Georges Laurent a été un acteur important du soccer estrien et sherbrookois au cours des années 1970 et 1980. (photo: Patrick Trudeau)
Le soccer estrien sous la plume de Georges Laurent
Georges Laurent a été un témoin privilégié et un acteur important du soccer en Estrie au cours des 40 dernières années. Et c'est dans le but de raconter quelques-uns de ses souvenirs que le résidant d'Orford lancera vendredi prochain son livre «Passion soccer».
Maintenant âgé de 70 ans, M. Laurent est retraité du Cégep de Sherbrooke depuis 1998. Pendant plus de 25 ans, il a été responsable du volet compétitif des Volontaires, tous sports confondus.

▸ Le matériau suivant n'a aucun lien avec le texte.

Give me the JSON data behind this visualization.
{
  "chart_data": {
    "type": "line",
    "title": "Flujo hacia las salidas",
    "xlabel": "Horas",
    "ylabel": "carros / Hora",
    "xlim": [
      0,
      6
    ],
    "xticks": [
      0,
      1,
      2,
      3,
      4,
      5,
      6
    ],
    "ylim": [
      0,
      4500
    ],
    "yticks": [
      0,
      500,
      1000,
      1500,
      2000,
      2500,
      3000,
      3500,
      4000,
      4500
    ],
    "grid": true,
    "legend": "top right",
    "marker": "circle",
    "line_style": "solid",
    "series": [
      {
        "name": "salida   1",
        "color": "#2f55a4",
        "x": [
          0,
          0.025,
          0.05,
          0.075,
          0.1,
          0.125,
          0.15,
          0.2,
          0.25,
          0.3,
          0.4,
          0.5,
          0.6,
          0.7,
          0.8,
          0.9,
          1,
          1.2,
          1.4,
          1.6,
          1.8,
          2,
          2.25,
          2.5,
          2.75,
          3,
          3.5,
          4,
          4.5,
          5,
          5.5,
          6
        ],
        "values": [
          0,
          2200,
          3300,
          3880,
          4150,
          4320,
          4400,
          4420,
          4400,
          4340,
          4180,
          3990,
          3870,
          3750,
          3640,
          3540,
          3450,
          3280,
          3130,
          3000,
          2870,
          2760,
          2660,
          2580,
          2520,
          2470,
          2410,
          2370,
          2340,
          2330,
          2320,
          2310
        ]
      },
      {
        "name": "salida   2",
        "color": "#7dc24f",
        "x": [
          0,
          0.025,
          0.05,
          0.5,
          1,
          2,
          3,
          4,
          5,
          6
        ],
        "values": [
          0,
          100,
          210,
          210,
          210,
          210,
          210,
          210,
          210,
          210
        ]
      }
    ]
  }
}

Il n'a toutefois jamais pris sa retraite du soccer. «Mon grand-père, qui a agi comme chef d'orchestre, a quitté le monde de la musique à l'âge de 85 ans. J'aimerais bien faire de même», explique-t-il.
Né en Bretagne, Georges Laurent s'est amené au Québec en 1966. Il formait l'année suivante une première équipe de soccer à Sherbrooke, mais composée uniquement de joueurs aux origines européennes. «Les Francophones ne connaissaient pas le soccer à cette époque. Ce n'est que quelques années plus tard qu'ils se sont joints à mon équipe».
Dans les années 1970 et 1980, M. Laurent a dirigé l'équipe masculine de soccer des Volontaires de Sherbrooke, avec lesquels il a remporté trois championnats provinciaux en quatre ans (1977, 1979 et 1980). C'est toutefois avec la formation senior de Sherbrooke (l'Univestrie), en 1987, qu'il a connu son apogée. «Les championnats au collégial AAA n'ont pas été tellement difficiles à décrocher. Mais celui de la ligue senior civile, en 1987, relève pratiquement de l'exploit, puisqu'il s'agissait d'un circuit semi-professionnel. Il y avait de nombreuses ethnies dans les autres équipes. Cette année-là, nous avons été la deuxième meilleure formation au Québec derrière l'Impact de Montréal», se remémore-t-il.
En 1970, M. Laurent participe également à la création de l'Association régionale de soccer de l'Estrie, en compagnie de quelques pionniers. Il est alors nommé directeur technique. Le bébé de l'époque aura aujourd'hui beaucoup grandi. «On dénombrait 1000 joueurs dans les années 1980, mais il y en a maintenant autour de 8500. C'est un sport qui a été victime de sa popularité, puisqu'il manque, selon moi, des entraîneurs de qualité. C'est important de faire un bon travail à la base. Et on n'aurait jamais cru, il y a 20 ans, qu'on aurait besoin de terrains supplémentaires pour les jeunes», constate celui qui a dirigé une équipe masculine U-14 au cours de la dernière saison.
Le lancement du livre «Passion soccer» s'effectuera le vendredi 5 décembre de 17 h à 19 h, à la Biblairie GGC de Sherbrooke.